One source said that the call protection kicks in only if the underwriters sell some or all of the remainder of the loan.

In late July Allison Transmission postponed its $3.5 billion credit facility (B1/BB-) and a $1.1 billion two-part senior notes offering (Caa1) due to poor market conditions.

Citigroup, Lehman Brothers and Merrill Lynch were leading the financing.

Sources said that nine investors participated in the deal.

An investor said that hedge funds, real money accounts and a few banks participated.

One leveraged loan syndicate official sad that the 96.00 original issue discount "isn't bad.

"It works out right around Libor plus 400," the source added, noting that the deal came to market at a 275 basis points spread to Libor.

Measuring the impact

As news of the Allison deal circulated through the market, sources offered mixed reviews, some seeing the glass half full while others dwelt upon the half empty glass.

"The big deal is that $1 billion was raised, which is a lot these days," a banker said.

"There have been a number of deals out there for $200 million to $400 million that have gotten done, but this is $1 billion, and that's not bad.

"It would be overstating things to say 'Hey, deals can get done,' because $2.5 billion didn't get done," the source added.

This source noted that high yield mutual funds had seen inflows over the past two weeks, and added that some of that cash likely flowed into Allison.

Later in the day sources told Prospect News that the entire term loan could have been placed had the underwriters elected to offer a greater discount.
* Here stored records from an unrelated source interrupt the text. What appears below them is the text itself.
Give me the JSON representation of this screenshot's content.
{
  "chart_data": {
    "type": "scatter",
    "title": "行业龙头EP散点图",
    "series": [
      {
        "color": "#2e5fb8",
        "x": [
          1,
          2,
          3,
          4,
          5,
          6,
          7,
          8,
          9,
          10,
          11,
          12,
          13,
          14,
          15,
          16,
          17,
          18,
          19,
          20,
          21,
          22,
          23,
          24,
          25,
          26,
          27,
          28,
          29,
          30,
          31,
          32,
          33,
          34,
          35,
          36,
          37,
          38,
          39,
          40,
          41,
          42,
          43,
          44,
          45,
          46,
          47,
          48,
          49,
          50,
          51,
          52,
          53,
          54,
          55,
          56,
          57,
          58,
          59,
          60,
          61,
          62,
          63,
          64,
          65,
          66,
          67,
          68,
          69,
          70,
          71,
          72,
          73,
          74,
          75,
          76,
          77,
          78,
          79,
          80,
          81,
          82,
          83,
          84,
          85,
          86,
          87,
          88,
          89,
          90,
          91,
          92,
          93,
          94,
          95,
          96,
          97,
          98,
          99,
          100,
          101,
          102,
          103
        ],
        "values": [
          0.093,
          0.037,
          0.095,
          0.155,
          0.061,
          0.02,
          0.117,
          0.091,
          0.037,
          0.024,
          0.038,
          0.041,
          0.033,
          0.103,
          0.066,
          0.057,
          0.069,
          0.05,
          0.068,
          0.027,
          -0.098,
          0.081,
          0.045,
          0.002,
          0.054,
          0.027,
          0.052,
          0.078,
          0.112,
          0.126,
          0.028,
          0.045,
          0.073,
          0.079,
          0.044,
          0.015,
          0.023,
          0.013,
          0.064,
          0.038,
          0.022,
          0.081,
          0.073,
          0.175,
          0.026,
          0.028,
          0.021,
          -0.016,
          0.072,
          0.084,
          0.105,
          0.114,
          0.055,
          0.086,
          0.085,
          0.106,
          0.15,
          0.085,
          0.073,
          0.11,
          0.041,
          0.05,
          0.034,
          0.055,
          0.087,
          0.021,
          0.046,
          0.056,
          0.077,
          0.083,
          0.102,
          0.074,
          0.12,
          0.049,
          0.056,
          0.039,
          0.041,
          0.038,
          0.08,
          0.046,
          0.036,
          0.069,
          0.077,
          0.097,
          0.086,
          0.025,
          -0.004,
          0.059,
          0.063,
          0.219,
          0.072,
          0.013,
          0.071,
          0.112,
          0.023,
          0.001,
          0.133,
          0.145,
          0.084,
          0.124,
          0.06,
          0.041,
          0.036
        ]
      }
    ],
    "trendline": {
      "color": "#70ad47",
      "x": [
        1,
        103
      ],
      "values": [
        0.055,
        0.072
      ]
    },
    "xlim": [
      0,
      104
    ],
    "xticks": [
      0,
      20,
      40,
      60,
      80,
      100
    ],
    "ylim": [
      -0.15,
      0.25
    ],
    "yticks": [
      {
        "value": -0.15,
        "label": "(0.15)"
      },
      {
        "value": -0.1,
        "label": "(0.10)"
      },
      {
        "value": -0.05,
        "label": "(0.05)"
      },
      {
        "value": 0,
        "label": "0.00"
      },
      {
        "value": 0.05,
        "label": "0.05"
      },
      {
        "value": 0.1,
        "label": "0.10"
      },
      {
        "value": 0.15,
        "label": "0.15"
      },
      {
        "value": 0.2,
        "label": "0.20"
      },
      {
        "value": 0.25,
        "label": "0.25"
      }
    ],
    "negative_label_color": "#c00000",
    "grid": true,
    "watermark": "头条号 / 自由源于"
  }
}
Another banker said that although the $1 billion Allison deal represents a small fraction of the $300 billion-plus of risk overhang resulting from unsyndicated loans and unplaced junk bonds, the pricing of the debt at 96.00 is a positive development.

"It may indicate that there is some stability because in late July and in August that's where deals were getting done - in the mid-90s.

Yet another source from an investment bank, conceding that the Allison $1 billion is only a fraction of the overhang, said that underwriters will be addressing that $300 billion plus of risk overhang "deal by deal," and added that presently the market seems to generally be Libor plus 400 basis points for first-lien tranches, and 750 to 800 basis points for second-liens, in some combination of OID and spread.

Week to end quietly

Elsewhere, Wednesday, the market was quiet as sources looked ahead to the Rosh Hashanah holidays on Thursday and Friday, during which time the market is expected to remain on the quiet side.

Wednesday saw a trickle of new deal information.

BreitBurn Energy Partners LP announced that it has secured an underwriting commitment from Wells Fargo and Credit Suisse for a $1.5 billion amended and restated credit facility.

The initial borrowing base of the credit facility is expected to be $700 million.

The bank deal is part of the financing for the Los Angeles-based independent oil and gas limited partnership's acquisition of natural gas, oil and midstream assets from Quicksilver Resources Inc., for $750 million and 21.348 million BreitBurn common units.

And General Cable Corp. received commitments for an up to $400 million revolver and an up to $300 million second-lien secured interim loan.

Merrill Lynch will be the agent.

Proceeds, along with available cash, will be used to fund the acquisition of Freeport-McMoRan Copper & Gold Inc.'s wire and cable business, which operates as Phelps Dodge International Corp.

The $735 million acquisition is expected to close in the fourth quarter.